As you can see, the snn changed, but stays the same for all instances where the ssn was the same.

For numbers like this, I can convert to a numeric and multiply/divide/add/subtract to create a random number that maintains integrity, but how can I handle this for instances where there are non-numerics?

I attempted to use HASHBYTES but am getting lots of strange characters. Is there another method that could generate a random value and maintain consistency throughout the dataset?

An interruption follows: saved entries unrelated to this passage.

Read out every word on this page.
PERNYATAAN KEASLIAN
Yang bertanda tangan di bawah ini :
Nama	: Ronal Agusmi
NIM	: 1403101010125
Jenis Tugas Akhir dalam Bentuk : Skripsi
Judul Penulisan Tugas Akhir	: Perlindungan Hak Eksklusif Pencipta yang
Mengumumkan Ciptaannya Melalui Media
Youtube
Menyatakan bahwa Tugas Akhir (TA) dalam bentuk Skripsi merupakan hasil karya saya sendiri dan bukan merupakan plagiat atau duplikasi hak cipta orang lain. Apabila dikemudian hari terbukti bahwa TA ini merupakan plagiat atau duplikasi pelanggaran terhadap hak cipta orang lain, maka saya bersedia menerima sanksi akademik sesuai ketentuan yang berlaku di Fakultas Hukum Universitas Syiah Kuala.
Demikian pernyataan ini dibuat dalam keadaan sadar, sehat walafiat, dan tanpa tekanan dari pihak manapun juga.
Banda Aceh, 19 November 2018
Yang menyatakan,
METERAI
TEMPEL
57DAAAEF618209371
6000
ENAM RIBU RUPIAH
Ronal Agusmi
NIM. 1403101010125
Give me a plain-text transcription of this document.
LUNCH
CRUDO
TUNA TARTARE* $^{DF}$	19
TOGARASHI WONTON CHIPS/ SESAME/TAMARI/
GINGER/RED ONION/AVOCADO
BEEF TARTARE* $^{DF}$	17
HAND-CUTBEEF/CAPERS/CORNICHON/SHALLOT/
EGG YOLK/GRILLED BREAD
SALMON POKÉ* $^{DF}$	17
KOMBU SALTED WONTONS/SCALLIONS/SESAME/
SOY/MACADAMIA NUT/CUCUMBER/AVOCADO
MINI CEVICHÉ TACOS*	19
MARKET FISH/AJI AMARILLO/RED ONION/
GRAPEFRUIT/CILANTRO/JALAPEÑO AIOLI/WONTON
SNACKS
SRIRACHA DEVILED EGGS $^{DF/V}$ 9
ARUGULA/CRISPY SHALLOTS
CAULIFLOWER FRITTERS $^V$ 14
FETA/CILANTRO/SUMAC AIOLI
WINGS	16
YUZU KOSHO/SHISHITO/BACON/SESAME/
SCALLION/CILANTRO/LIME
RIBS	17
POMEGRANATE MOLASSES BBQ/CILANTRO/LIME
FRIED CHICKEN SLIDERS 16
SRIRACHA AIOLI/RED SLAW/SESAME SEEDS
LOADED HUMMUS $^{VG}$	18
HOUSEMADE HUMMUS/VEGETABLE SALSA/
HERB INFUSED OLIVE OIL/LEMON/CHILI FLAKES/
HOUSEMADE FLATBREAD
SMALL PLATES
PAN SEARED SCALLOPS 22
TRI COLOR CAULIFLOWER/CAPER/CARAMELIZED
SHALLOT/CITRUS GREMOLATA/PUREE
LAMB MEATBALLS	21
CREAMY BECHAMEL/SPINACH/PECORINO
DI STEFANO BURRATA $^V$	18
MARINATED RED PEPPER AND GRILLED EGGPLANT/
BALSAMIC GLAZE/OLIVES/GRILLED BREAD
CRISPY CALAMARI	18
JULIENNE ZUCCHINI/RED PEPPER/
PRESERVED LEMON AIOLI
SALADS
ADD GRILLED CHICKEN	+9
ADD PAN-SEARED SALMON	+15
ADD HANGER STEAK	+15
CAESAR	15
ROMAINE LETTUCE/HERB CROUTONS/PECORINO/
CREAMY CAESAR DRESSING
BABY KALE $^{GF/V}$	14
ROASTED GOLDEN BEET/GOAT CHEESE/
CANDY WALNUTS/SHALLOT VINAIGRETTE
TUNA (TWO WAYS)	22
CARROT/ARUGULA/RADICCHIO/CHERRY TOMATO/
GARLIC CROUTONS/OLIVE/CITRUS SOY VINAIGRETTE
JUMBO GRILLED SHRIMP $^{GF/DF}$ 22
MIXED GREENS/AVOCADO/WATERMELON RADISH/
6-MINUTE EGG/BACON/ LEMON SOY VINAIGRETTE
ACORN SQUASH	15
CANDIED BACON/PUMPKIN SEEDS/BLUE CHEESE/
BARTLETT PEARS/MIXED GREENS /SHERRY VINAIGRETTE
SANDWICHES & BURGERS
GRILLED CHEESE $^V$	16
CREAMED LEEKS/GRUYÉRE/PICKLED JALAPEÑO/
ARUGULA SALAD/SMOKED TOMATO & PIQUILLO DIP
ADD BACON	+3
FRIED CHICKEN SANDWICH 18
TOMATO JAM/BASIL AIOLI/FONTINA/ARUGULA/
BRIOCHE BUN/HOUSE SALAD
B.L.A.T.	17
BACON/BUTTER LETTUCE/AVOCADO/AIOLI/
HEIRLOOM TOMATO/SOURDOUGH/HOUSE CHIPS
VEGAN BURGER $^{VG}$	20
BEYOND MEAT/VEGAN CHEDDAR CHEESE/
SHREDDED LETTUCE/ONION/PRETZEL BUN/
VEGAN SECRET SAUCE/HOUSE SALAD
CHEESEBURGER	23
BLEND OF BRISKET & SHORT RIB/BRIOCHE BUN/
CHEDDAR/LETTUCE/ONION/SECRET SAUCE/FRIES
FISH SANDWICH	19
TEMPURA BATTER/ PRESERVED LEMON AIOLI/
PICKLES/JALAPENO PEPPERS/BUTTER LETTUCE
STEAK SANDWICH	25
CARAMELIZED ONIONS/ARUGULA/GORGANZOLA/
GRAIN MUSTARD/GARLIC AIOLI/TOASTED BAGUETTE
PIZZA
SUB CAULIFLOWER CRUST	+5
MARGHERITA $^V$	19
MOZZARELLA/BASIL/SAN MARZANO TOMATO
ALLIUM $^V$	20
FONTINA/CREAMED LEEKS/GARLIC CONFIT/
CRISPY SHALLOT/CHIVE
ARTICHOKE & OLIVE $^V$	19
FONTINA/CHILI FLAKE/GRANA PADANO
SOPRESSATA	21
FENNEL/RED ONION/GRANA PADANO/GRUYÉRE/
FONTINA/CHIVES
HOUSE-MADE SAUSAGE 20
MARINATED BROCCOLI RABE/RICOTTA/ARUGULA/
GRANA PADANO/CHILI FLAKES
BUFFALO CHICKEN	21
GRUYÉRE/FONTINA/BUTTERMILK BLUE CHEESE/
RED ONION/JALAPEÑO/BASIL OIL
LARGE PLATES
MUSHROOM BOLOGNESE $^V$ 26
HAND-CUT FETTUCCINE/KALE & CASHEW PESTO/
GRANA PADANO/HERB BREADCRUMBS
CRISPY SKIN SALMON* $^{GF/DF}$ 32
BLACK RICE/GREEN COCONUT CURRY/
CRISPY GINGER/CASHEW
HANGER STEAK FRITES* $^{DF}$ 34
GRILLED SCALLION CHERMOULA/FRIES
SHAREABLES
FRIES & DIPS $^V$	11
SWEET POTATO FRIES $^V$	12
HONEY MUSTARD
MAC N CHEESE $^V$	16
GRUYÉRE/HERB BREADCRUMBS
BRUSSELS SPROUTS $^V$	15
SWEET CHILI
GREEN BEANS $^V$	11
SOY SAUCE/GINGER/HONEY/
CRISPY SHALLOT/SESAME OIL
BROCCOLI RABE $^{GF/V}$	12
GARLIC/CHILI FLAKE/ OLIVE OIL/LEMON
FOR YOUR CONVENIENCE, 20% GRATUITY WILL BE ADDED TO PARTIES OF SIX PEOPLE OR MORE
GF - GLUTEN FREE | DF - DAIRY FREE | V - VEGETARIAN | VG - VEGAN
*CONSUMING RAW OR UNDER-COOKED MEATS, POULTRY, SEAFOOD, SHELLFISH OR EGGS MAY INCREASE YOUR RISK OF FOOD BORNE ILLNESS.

RIGHT(convert(NVARCHAR(10), HASHBYTES('MD5', SSN)),10) as SSN

RESULTS:
댛량뇟㻣砖聋蠤

I've read a number of articles about this, but I couldn't find much about maintaining consistency across multiple claims. I appreciate any feedback.


Solution

  • I think you want printable characters. In that case, you can use the CONVERT function to translate the bytes result of a HASHBYTES to a hex representation as string. Just make sure to pass the value 2 as the third parameter.

    DECLARE @SomeValue VARCHAR(100) = CONVERT(VARCHAR(100), NEWID())
    
    SELECT
        @SomeValue AS Original,
        CONVERT(
            VARCHAR(20), 
            HASHBYTES('MD5', @SomeValue), 
            2) AS Scrambled
    

    A few results:

    Original                                Scrambled
    BC9EC2E0-2009-45FA-AA95-64585B815BD9    A33AEBC011E9188EB97E
    6FF7E0FE-E054-49D7-A451-80111BF5B200    94F93C6A5CBD0E56C70B
    C8F8CD77-96B7-4B74-84B7-4EB3412C6CE7    2994341068CE8C4E1EF9
    

    Put the length you want as the varchar target in the first parameter.

    Please be advised that hash functions might generate same result on different inputs, and it will specially if you are truncating the result to the first N characters.